Sometimes Excel 365’s Linked Data Types are great (Stock and Currencies) and other times they’ll drive you crazy or lead you to use wrong statistics. Here’s some problems we found trying out the, supposedly, simple City data type compared to the similar Geography and Location data types.
Just getting the right data can be a challenge with incomplete selections or worse when Excel just drops in the wrong data without asking.
Then there’s ‘fun’ with empty data (#FIELD errors) or statistics that aren’t comparable.
All this is just to show that when you get past Microsoft’s hype about Excel’s Linked Data Types, you can take the numbers given at face value.
Find the right location
We started with a list of major world cities which you’d think would be a ‘doddle’ for the City data type … think again.
Excel 365’s City data type seems to have an American fixation. For both ‘London’ and ‘Paris’ the Data Selector appears to can choose which one you want from the many locations with the same name. But NEITHER selector includes the famous cities of that name. Only US cities and towns.

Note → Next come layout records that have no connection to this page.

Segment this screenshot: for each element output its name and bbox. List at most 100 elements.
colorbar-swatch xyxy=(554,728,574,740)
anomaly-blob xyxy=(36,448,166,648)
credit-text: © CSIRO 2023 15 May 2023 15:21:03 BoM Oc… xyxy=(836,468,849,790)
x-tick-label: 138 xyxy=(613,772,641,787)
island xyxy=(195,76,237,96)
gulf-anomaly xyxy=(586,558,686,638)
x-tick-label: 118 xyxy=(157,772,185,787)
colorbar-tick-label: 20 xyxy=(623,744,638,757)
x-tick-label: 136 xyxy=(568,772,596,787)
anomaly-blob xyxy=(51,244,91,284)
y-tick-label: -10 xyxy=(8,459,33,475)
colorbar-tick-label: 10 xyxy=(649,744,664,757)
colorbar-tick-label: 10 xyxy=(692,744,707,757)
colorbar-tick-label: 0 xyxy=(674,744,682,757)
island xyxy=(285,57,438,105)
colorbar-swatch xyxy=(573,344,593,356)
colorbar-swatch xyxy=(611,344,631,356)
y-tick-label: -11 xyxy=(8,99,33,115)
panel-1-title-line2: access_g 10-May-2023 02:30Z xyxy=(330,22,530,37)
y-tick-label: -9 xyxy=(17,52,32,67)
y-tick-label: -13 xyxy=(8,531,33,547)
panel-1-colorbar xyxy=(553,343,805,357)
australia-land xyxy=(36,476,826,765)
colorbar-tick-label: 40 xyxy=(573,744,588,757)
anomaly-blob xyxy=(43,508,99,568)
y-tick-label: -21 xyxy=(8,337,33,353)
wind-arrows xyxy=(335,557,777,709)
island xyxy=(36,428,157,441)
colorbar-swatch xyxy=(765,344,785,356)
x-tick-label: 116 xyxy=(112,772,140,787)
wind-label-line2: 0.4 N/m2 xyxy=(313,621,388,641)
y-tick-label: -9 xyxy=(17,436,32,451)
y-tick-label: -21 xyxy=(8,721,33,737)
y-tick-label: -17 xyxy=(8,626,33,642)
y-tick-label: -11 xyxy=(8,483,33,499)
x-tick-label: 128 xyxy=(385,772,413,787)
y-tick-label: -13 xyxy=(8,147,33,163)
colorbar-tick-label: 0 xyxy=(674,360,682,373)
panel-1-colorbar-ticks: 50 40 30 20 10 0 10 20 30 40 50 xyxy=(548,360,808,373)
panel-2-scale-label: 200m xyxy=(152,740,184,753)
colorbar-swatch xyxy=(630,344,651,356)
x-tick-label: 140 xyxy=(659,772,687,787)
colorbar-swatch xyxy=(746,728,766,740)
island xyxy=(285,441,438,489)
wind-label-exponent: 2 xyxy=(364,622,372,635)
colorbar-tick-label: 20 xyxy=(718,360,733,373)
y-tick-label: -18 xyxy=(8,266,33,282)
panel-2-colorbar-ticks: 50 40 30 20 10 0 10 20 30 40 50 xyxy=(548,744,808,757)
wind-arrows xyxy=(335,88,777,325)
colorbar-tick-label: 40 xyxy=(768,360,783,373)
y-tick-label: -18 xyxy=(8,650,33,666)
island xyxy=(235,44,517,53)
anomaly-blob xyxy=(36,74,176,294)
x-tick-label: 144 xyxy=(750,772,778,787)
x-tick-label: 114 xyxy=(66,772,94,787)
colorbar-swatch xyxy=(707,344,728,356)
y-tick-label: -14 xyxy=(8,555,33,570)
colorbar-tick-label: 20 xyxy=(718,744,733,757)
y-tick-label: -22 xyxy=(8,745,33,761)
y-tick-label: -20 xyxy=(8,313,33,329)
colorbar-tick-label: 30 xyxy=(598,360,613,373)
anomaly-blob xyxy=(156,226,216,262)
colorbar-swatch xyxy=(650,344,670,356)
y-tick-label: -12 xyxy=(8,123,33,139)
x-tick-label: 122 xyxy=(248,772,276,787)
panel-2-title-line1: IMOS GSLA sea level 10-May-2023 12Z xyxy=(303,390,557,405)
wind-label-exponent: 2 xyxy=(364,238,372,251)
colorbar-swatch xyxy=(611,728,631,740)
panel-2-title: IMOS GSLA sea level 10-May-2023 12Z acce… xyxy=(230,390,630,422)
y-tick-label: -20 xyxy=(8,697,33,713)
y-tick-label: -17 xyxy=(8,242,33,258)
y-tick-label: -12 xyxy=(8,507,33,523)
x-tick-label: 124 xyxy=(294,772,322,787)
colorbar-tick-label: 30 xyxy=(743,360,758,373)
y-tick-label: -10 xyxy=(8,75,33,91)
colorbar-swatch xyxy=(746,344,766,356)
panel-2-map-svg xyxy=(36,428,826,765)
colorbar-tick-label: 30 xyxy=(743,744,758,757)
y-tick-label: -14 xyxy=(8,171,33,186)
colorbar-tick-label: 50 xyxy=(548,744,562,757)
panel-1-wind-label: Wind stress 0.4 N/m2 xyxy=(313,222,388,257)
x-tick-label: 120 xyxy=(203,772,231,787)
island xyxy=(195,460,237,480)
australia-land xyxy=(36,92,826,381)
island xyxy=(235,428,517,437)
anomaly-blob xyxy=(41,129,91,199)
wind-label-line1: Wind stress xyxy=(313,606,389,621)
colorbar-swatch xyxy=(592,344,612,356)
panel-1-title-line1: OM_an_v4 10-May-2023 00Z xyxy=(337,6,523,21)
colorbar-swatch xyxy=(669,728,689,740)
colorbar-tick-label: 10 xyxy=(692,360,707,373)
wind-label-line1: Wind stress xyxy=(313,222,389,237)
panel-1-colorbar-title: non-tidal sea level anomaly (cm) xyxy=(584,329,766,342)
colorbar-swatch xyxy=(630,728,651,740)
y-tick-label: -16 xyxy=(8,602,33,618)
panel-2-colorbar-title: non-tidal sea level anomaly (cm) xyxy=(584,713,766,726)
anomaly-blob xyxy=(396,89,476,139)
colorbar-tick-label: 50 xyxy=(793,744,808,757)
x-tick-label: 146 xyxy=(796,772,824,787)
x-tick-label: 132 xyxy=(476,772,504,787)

This seems to be a Bing problem that we’ve noticed before, Why people prefer Google over Microsoft’s Bing
At least for ‘Sydney’ there’s the choice between our boss’s home city and the lovely Canadian town.
Beware automatic selections
Be careful when Excel adds a data type automatically without a selector. ‘Munich’ seemed to be added without a problem until we looked at the area and population. Munich is 3.7 square kilometres with only 195 people? … I don’t think so.
Excel has dropped in Munich, North Dakota, USA … not the major German city. There should be a data selector to choose but Excel seems to have added the town because that’s the only name match in the USA.
Which data type to choose?
Excel 365 now has three different geography related data types. Geography has been there since the beginning and now there’s also City and Location. The difference between them isn’t clear at all. We tried the same famous cities with each of the three data types.
Geography data type
Geography is at least complete with no #FIELD errors. The top selections for each city were the most likely / well known choice. As we’ve noted before, the Area values aren’t comparable. New York City’s 1,214 km2 seems to be the combined land and water area. London’s 1,572 km2 is just one of the possible answers which range between 2.9 km2 and 8,382 km2 depending on your definition of ‘London’. The Paris area is preposterous but, like London, there are several boundaries that can define the city (between 105 km2 and 18.940 km2)
City data type
City data type, we’ve already mentioned its North American fixation.
We’re wily enough not to ask why it can’t show an area for three world famous cities … that way madness lies.
Notice that the population numbers are different from those using Geography data type, some are minor, probably scraped from separate locations. The Sydney population difference (1.3 million) seems to be comparing statistics from very different years or areas considered part of ‘Sydney’.
Location data type
Location seems to be an enlarged set of the same information used for City. That’s why both data types have the same population numbers but nothing for Area.
At least Location understands the nature of a whole planet by showing data selectors for London, Paris and Munich with the major cities as first choices.